CS 760 Project Overview
We recommend that your project focus on a supervised learning task and
use a fairly large data set. The data set can be one that has already
been assembled (see some possible resources below) or one that your
team assembles specifically for the project.
The project will entail doing whatever
pre-processing is necessary to set up the learning task (constructing
features, etc.) and conducting a set of experiments to answer
well-defined questions such as:
- Which learning algorithms provide the best predictive accuracy on the task?
- Do more sophisticated learning methods provide better predictive accuracy than simple ones (e.g. is a deep network more accurate than a network with a single layer of hidden units, or a network with no hidden units)?
- How does predictive accuracy vary as a function of training-set size?
- Do ensembles lead to better accuracy?
- What types of features have the most predictive value?
- Etc.
You should not feel constrained by this list of questions; these are just some examples.
Each project team should consist of 4-5 students.
Project proposals are due on Friday, April 13
The project proposal should be no more than one page. It should cover the following items:
-
Who are the members of the team?
-
What is the task the project is addressing? What is the data set to be used?
-
What experiments will you run? What will you measure in your experiments? What methods will you use as baselines for comparison?
-
What will be the division of labor within the project? Who will do what?
-
What is your tentative schedule for major milestones in the project (data collection and formatting, experiment running, result analysis, etc.)?
Some Data Set Resources
Some Software Resources
Final project reports are due on Monday, May 7
- Your report should have a title, a one-paragraph abstract, titled
sections, and bibliographic references. It should formatted using
the Association
for the Advancement of Artificial Intelligence (AAAI) author
kit, and be no longer than 8 pages including references,
figures, and tables. The AAAI author kit provides templates for both LaTeX and Word.
-
Something important to keep in mind, no matter what you are writing,
is "who is my intended audience"? It's surprising how often even
professional researchers lose track of this. For your project report,
pretend that your audience is your fellow students in the class.
That is, you should assume that your readers have about the same general
background in machine learning that you do, but that they don't know
as much about the topic of your project as you do. Therefore, you should
describe your algorithms, data sets, etc. accordingly.
-
Your paper should probably have sections along the lines of:
-
Introduction: what you attempted to do, and what the motivation is.
-
Approach: what you did. If you developed your own approach, you
should describe your work in sufficient detail that someone else could
replicate your work. If you are using previously developed
algorithms, describe them briefly, and provide references to complete
descriptions. Don't describe your code organization or implementation
details. For the intended audience, you should assume that interested
readers could figure out how to implement the code as long as the
methods are described in sufficient detail.
- Empirical Evaluation: describe your experiments and results.
Describe your data sets in adequate detail.
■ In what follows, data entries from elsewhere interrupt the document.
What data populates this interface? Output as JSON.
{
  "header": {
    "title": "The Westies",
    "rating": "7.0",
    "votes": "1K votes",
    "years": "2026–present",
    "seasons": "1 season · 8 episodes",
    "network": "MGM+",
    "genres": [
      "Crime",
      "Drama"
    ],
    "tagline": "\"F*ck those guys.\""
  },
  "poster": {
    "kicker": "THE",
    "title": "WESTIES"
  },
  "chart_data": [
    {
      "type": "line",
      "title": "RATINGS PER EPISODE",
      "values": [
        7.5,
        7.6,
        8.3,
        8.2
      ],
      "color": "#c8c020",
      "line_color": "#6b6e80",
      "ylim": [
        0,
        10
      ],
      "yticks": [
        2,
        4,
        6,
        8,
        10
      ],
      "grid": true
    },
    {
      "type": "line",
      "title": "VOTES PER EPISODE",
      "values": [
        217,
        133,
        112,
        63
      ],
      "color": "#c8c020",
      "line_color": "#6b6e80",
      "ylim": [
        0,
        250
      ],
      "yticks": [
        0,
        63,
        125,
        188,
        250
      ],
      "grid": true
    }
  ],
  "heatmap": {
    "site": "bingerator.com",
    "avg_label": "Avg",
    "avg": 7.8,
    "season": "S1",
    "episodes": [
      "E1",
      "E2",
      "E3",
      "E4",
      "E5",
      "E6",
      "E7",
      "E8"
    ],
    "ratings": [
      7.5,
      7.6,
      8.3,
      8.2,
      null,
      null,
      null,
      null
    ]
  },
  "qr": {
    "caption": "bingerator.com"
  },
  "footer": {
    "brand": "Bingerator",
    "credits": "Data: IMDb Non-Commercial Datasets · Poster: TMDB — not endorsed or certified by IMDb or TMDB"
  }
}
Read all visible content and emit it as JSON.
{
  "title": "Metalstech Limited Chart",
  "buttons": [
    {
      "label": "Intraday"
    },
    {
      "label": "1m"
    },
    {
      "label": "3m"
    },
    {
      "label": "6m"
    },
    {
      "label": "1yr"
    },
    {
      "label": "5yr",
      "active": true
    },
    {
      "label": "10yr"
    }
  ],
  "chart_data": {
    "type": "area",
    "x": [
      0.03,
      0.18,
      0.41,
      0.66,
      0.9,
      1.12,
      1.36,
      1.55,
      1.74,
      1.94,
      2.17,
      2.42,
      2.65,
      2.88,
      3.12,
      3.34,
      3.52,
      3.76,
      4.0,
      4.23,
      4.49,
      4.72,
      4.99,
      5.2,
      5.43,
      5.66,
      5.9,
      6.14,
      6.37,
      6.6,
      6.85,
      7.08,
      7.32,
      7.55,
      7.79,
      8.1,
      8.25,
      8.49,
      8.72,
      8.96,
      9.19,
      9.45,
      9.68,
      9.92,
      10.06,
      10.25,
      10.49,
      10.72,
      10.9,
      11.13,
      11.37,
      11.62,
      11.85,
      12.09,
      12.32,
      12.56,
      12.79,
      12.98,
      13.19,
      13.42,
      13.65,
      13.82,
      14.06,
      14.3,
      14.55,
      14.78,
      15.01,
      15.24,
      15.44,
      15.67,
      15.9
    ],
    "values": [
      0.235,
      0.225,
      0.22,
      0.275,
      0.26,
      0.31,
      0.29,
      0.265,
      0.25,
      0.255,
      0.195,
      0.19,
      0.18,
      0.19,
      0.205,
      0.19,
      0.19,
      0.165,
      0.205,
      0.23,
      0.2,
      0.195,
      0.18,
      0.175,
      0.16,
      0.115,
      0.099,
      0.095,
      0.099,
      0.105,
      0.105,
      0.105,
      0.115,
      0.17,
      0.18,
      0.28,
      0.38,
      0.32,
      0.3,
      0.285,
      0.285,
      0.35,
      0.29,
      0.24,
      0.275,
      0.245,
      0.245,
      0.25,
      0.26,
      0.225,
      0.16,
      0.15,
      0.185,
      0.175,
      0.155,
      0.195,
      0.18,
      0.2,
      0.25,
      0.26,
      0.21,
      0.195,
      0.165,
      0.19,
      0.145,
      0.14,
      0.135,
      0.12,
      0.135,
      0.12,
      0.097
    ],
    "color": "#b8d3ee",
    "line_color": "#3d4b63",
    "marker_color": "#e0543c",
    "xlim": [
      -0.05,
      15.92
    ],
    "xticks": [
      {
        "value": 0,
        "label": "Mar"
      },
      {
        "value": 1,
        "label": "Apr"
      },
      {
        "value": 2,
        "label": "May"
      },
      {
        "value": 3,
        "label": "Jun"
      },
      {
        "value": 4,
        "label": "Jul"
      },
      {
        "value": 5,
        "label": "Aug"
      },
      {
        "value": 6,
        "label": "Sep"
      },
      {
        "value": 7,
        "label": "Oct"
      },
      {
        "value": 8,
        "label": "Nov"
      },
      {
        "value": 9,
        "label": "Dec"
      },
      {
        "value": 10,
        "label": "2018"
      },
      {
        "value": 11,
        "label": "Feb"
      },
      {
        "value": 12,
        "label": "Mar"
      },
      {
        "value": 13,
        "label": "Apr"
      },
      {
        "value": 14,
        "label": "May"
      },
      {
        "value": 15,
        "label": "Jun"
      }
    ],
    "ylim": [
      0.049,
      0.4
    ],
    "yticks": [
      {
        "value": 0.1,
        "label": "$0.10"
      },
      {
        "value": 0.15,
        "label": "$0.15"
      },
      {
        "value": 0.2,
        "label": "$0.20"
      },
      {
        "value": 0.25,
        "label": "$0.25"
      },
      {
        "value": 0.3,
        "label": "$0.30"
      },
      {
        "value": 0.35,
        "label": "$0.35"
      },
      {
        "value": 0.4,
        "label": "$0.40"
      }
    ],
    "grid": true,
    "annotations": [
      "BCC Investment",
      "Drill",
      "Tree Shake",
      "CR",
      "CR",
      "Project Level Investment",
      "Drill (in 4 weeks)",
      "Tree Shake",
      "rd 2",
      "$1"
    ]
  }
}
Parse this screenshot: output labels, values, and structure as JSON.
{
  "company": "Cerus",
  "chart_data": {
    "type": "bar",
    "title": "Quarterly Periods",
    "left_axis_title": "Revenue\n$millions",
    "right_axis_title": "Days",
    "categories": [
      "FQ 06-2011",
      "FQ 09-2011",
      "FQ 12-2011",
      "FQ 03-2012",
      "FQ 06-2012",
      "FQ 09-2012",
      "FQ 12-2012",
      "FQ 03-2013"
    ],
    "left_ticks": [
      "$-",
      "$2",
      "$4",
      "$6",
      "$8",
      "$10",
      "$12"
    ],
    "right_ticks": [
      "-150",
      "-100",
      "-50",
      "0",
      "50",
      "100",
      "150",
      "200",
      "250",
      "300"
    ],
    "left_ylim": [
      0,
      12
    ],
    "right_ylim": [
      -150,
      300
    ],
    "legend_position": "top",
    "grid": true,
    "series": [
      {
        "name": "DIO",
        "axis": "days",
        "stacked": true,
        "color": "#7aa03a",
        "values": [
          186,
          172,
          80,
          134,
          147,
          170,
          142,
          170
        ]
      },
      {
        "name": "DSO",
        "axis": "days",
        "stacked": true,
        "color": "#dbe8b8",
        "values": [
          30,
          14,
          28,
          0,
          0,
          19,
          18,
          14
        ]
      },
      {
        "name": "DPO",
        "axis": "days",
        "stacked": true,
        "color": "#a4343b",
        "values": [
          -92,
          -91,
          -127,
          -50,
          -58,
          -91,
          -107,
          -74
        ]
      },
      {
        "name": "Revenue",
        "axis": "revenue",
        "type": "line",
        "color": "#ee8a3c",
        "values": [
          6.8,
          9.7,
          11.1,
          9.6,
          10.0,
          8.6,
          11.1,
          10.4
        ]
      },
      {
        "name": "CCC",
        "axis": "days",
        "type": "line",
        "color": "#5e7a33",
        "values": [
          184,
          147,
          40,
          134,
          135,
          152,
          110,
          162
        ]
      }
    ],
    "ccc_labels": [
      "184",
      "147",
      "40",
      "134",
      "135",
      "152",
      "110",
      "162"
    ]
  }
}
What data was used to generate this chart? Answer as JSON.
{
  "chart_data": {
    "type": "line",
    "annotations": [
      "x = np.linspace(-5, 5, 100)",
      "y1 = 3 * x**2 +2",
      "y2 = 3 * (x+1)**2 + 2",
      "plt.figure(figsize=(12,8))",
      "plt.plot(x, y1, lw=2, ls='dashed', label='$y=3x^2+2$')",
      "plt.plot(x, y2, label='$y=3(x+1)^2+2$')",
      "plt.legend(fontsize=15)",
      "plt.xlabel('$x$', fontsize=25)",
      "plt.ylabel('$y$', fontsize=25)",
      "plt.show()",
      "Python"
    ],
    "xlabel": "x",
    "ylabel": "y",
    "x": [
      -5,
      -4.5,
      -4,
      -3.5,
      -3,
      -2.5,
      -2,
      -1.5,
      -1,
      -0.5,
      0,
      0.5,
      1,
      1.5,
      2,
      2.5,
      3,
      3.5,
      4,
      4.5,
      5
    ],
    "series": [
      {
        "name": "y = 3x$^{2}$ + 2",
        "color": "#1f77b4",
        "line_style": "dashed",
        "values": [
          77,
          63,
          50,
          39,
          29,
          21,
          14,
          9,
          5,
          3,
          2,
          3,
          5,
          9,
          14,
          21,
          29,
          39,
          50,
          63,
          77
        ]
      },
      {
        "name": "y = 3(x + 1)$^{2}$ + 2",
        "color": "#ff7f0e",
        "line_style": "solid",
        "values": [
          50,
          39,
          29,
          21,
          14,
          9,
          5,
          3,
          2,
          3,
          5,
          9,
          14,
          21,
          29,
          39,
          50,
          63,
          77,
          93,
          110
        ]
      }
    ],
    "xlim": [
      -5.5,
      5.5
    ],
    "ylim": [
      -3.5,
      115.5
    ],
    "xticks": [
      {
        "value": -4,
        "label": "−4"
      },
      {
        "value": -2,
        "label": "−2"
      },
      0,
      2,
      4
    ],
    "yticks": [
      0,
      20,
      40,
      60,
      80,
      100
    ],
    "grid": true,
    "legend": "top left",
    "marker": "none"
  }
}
If you selected a subset
of a larger data set, how did you make this selection? Describe how
you chose settings for parameters of the algorithms? Clearly state
what are you trying to test/demonstrate in your experiments. Your
experiments should be motivated by one or more explicitly stated
hypotheses or questions.
-
Discussion: discuss your results. What are the lessons of your
experiments? What are the limitations of your approach? What would
you suggest for future work in this direction?
You don't have to strictly adhere to this format if you think it is
not the best organization for your particular project.
-
Every paper should have some figures or tables. All figures and
tables should have informative captions. If you include graphs, make
sure that the axes are labeled. Figures and tables should be
referenced and described in the text, not just dropped into the
document.
- Don't worry if
your experiments don't turn out as you predicted. That's how science
often goes. Data have a way of frequently humiliating hypotheses.
The important thing is how well you carried out the process. That is,
you will be graded on such things as (i) clearly defining your
objectives/ hypotheses, (ii) selecting appropriate experiments, (iii)
clearly reporting relevant results, and (iv) carefully discussing the
significance/lessons of your results.